Il apparaît même parfois sous des dehors incongrus, comme sous la forme de la roue de secours de la voiture de la jeune femme décédée dans un accident de voiture bien réel. Nagisa Oshima filme le garçon choqué par cette mort, mais le plan est dominé par cette roue. Son décès survient ironiquement après avoir voulu éviter le cadet qui avait échappé à l’attention de ses parents.
Ce long métrage se termine sur un gros plan du garçon filmé en couleur, suivi par un fondu au noir, de la même façon qu’il passait du noir à la couleur du début. Il semble se dissoudre dans le rond noir du drapeau nippon ouvrant le film.
Le Petit Garçon ressort sur les écrans français le 4 mars dans une version restaurée.
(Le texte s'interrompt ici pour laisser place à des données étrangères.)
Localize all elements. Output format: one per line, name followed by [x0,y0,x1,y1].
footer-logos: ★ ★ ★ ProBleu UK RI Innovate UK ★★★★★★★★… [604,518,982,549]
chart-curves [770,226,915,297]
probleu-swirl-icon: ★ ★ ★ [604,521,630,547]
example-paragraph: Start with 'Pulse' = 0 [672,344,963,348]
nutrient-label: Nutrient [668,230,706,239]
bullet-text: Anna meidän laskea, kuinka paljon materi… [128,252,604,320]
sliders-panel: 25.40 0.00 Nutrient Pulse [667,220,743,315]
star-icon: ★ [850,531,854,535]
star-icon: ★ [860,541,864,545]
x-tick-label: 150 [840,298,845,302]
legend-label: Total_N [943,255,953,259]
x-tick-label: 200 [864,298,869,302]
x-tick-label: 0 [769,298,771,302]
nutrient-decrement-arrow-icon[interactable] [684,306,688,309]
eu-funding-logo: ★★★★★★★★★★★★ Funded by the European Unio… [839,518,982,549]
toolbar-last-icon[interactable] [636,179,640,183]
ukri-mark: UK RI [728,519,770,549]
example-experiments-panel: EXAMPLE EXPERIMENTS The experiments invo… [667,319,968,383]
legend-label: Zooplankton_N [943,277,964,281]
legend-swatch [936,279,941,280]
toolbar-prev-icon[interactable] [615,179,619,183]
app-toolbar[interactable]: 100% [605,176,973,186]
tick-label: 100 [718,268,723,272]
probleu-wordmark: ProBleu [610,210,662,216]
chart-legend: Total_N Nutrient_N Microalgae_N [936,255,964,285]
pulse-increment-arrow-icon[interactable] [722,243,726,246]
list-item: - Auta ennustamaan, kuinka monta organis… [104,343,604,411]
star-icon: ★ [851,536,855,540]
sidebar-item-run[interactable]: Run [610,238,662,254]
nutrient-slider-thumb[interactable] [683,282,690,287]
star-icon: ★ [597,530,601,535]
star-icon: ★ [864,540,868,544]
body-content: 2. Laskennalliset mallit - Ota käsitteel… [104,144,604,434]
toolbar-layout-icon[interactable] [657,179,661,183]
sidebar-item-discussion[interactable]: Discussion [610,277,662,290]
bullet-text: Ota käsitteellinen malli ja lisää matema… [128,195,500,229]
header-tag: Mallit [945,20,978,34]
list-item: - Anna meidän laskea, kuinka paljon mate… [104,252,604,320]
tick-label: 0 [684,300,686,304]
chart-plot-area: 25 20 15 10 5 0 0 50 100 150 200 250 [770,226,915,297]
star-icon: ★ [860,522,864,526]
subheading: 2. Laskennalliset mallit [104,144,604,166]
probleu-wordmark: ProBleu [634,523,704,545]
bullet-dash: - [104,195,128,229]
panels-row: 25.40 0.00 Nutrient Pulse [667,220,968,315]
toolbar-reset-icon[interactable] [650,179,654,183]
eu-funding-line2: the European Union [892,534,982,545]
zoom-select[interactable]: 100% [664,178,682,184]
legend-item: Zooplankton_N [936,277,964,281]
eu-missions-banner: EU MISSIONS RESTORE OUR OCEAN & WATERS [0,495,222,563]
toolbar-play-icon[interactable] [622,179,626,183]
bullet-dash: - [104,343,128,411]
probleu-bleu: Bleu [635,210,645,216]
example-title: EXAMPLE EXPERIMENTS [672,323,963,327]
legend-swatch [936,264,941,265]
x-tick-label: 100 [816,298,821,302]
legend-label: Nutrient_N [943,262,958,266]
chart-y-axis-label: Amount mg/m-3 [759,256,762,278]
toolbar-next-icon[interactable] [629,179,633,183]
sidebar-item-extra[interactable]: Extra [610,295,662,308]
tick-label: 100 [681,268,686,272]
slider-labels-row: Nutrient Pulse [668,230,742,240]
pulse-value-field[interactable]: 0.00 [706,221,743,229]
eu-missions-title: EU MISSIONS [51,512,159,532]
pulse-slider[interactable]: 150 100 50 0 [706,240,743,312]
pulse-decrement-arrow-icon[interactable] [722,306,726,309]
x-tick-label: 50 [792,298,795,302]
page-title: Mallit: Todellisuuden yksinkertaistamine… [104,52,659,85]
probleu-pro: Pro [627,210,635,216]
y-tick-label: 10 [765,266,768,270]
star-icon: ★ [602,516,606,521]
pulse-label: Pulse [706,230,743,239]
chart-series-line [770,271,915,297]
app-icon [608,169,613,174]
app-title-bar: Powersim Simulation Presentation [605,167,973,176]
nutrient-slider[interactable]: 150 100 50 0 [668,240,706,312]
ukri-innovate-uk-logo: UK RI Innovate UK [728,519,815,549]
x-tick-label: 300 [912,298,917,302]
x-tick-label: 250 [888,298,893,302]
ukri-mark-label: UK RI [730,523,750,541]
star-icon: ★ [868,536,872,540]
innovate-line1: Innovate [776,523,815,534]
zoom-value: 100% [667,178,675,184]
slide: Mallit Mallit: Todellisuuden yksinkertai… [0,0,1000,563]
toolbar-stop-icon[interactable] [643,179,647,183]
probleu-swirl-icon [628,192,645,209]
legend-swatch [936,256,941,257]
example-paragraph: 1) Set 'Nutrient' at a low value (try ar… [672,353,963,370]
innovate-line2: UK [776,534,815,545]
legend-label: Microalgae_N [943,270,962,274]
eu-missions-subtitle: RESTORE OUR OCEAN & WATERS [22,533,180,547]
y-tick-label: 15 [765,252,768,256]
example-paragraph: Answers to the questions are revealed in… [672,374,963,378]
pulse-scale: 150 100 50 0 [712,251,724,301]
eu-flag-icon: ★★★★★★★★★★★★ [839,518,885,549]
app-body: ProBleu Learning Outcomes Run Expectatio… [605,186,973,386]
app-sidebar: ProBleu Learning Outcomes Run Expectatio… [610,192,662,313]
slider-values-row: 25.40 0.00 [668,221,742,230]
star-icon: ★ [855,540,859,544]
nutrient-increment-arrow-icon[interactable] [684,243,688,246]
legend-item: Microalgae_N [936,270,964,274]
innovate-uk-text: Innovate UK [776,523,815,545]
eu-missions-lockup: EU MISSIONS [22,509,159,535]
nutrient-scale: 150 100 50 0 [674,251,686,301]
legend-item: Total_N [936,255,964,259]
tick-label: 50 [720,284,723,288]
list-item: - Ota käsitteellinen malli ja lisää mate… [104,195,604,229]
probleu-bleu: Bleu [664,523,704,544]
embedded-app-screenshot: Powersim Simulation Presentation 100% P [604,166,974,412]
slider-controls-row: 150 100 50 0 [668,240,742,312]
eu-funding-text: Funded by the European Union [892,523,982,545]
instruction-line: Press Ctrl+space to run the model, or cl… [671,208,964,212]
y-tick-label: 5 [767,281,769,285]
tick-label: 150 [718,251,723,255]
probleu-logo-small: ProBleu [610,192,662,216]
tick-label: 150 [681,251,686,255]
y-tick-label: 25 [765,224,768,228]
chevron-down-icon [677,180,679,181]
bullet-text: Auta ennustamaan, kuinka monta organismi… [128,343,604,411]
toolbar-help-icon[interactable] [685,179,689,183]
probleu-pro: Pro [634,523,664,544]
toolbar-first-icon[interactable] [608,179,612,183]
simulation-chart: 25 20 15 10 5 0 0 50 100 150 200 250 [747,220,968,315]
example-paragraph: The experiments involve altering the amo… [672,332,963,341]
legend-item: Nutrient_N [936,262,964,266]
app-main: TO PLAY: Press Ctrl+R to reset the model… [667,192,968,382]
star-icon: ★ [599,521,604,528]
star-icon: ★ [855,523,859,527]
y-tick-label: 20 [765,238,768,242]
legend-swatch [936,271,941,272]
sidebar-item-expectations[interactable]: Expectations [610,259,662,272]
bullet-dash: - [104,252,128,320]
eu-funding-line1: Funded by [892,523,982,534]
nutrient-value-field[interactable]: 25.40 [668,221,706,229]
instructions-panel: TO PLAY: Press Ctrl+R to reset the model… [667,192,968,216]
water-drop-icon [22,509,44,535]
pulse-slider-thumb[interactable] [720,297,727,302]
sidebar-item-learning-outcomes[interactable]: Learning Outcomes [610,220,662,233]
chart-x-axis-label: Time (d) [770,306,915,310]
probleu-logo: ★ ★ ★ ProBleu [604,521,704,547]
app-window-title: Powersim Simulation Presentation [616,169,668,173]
Il sera également présenté dans le cadre de la rétrospective consacrée par la Cinémathèque Française à Nagisa Oshima du 4 mars au 2 mai 2015. Il sera aussi compris dans un coffret édité par Carlotta, qui comprend 8 autres films, disponible à partir du 11 mars. Détail : http://carlottavod.com/coffret-nagisa-oshima.
Remerciements à Mathilde Gibault.
[1] Le réalisateur japonais a déjà utilisé un tel drapeau dans un de ses films précédents : A propos des chansons paillardes au Japon (1967). Nagisa Oshima sur le drapeau japonais : « (…) On trouve avec le noir, la signification de cérémonial funèbre que j’ai voulu donner : la mort de quelque chose. Car pour les cérémonies funèbres au Japon, les couleurs sont toujours le noir et le blanc. Donc le Hinomaru (nom du drapeau japonais, ndlr) au rond noir peut être considéré de deux façons : politiquement comme la mort du Japon et négativement, cela voudrait dire que dans l’état actuel du Japon, tous les Japonais sont destinés à mourir ». Cahiers du cinéma, numéro 218, mars 1970.
[2] Monstres
[3] "C’est une usine de fabrication de films selon les diverses règles de cette vraisemblance", telle est la définition des studios par le cinéaste, qui déclare auparavant détester la vraisemblance. Interview d’Oshima dans le catalogue du Festival d’automne qui lui a rendu hommage en 1997.